For these three initiatives, which only scratch the surface of CLAIRE’s capabilities, here’s how to train this tool for your benefit:
EDC has several predetermined, out-of-the-box (OOB) domains representing Personal Identifiable Information (PII), Personal Health Information (PHI), and Personal Credit Information (PCI). These rules are written to seek the data’s patterns and common naming conventions.
- Before you ever start scanning for information, you can set CLAIRE and your team on a path for success by reviewing all of the provided OOB domains and domain groups in order to decide what kinds of information you will scan for. As an international leader, EDC offers several domains that are country-specific and some might not apply to your owned data. There’s no need to scan for information you know you don’t have, and then continually train CLAIRE to not assign that domain to anything.
- You can also sample your known information to see what is stored together. Domain parameters can be assigned (known proximity), to help increase certainty of successful domain assignment. Items like address, city, state and zip code can be stored in the same table, and therefore have a higher likelihood of being correct if CLAIRE found all of those domains close together.

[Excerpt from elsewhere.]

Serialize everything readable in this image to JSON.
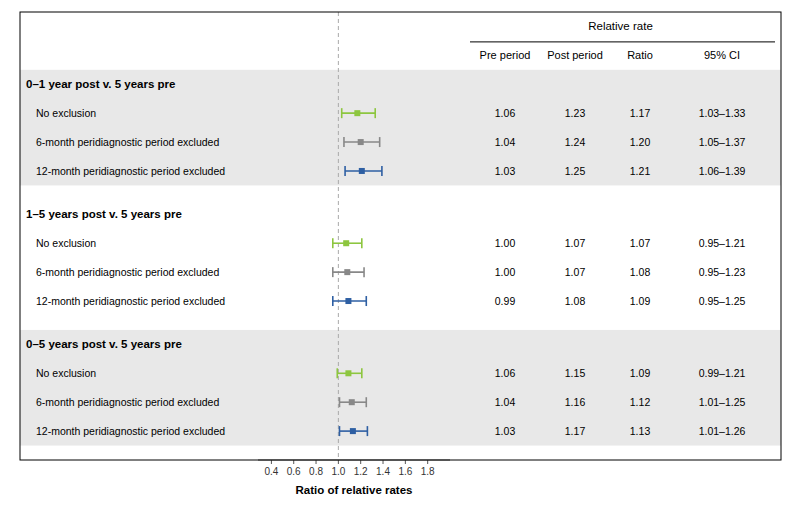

- Lastly, you can change the preference for auto-acceptance of domains. For OOB assignments, the “likely” minimum threshold is 40%, and the maximum is 80%.
The work begins after the OOB scans have run. CLAIRE has made its best guesses, but it is up to Data Curators and Stewards to evaluate CLAIRE’s success. An operator must individually review each asset to both remove incorrect domains and approve correctly assigned domains. Though CLAIRE’s prospects are exciting, the early results can be disappointing. Some operators have unfortunately seen SSNs, dates, and account IDs all assigned to the same column – ugh!
Given what’s required to train CLAIRE, and the potential “confusion” among data items like SSNs and dates, it can help to start with private PII information and proceed to less sensitive data. After initiating assignments, you may need to remove the unwanted domain assignments, such as dates, before CLAIRE works its “magic” by auto-correcting domain assignments. While assigning multiple domains can be redundant and tedious early on, it helps to recognize that CLAIRE is machine learning, and not a trained machine.
Whether by a person or machine, time is needed to understand any data asset. With each acceptance or denial of an assigned domain, CLAIRE is learning and will continue learning with each action taken by a Data Steward. The speed at which CLAIRE will learn is vastly different per company due to many variables, including the type, quality, and quantity of data to be scanned. If told where and how, CLAIRE – once trained – can recognize lineage, synonyms, glossary definitions, data types and patterns, column names and more.
CLAIRE can move huge volumes of data from unknown or unidentified to useful. Once trained, CLAIRE can bring efficiency and expediency to often laborious tasks – from data management to reporting – leaving your organization with more time to solve everyday business problems and challenges.